1. It is a super super busy week for us and I have about ten thousand things I need to do.
2. H is getting his vasectomy on Friday and is complaining about it. I told him when it's done and he is shooting blanks I am going to do him so many times he will be walking funny. And I mean it. Sorry if that is crude to some of you but I have a healthy sexual appetite and I think it will do wonders on helping forge the closeness I want with him again (without fear of getting pregnant again!).
3. Our broker (H and I work for the same company) just went from paying us twice a month to once a month so we are having to float out expenses, etc. for 6 weeks while this transition occurs. It SUCKS.
4. I am so ready for it to be an appropriate time to eat lunch because my Reese's Puffs cereal wore off a long time ago and I want the leftover soft tacos H made last night.
5. My floor needs to be mopped but I'm not super concerned with it because DS is walking now.
Re: Middle of the week observations
1. I ate a healthy dinner last night, a decent breakfast, and lunch today...I totally deserve these cookies from Subway!
2. I've got to get a grip on my shopping! I used to hate shopping and never did it. My ex husband was the spender so I had to be the 'good one'. Well, I guess all those years of not shopping and spending money has caught up with me because now I'm out of control!
3. I really hate people that have the "victim" or "it's not my fault" mentality. I really want to tell them to GTFU!
4. Because the weather has been pretty yucky here for the last month and a half, has rained quite a bit, I've not gotten child support in, this will be, 6 weeks. exSO works for a landscaping company. He's fortunate enough to work for a company that at least works 'some' through the winters months even though it's not a 'full' week worth of hours but it's still contingent upon the weather. Well, he needs to hurry and do SOMETHING cause this no cs is really sucking! It's hindering #2. Well, not really, I'm making it but I'd really like to be able to depend on his money so that I don't have to live with my mother for the rest of my life.
5. I've tried going over to the Single Parent board a few times. I really don't like it. It seems like a lot of my "baby daddy" this, my "baby daddy" that...feels real high schoolish...YUCK!

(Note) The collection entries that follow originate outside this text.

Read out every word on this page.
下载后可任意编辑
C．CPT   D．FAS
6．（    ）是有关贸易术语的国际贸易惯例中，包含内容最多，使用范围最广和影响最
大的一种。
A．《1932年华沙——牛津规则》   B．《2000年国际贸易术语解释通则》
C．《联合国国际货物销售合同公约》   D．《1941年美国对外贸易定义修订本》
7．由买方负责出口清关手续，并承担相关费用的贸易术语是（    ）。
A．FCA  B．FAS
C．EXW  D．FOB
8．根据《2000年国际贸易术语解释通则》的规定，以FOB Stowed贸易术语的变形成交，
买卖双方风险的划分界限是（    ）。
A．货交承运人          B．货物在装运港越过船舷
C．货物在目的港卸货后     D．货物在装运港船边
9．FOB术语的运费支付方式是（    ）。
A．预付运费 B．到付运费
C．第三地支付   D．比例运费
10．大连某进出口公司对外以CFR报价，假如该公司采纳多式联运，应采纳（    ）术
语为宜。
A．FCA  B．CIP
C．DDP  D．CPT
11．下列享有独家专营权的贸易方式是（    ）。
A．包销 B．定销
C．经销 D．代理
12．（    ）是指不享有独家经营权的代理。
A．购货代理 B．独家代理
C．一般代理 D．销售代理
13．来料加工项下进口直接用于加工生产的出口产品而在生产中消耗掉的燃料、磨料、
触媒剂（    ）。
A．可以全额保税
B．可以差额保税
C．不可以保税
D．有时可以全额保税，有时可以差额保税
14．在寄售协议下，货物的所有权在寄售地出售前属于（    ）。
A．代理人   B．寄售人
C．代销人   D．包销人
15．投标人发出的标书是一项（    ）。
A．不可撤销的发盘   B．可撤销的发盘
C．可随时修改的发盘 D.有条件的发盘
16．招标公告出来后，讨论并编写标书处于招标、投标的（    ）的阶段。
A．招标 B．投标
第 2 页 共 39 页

6. Re:OP #2, it sucks having a healthy appetitie and not being able to play on that for one reason or another. Yay for H taking care of business! Once recovery is over, E N J O Y!
The tacos were awesome!
1. Im not near as OK about cleaning up other kids puke as I am my own. (Got barfed on at work today)
2. I have realized that I will probably never be back to my pre-pregnancy weight. And part of me is ok with that. I am still 50 pounds less than I was at my highest weight.
3. I have realized that I REALLY want to lose the last 20 pounds to be back to pre-pregnancy weight. However, the medication that I am currently on does not exactly help matters bc Ive gained 10 pounds since starting it. Awesome! So much for antidepression meds when you weight is one of the factors of my depression...
4. I need a new wardrobe.
5. I need a new job.
6. My baby isnt a baby anymore and that is so sad. With that being said, I am also super excited about watching him grow up. Its so much fun!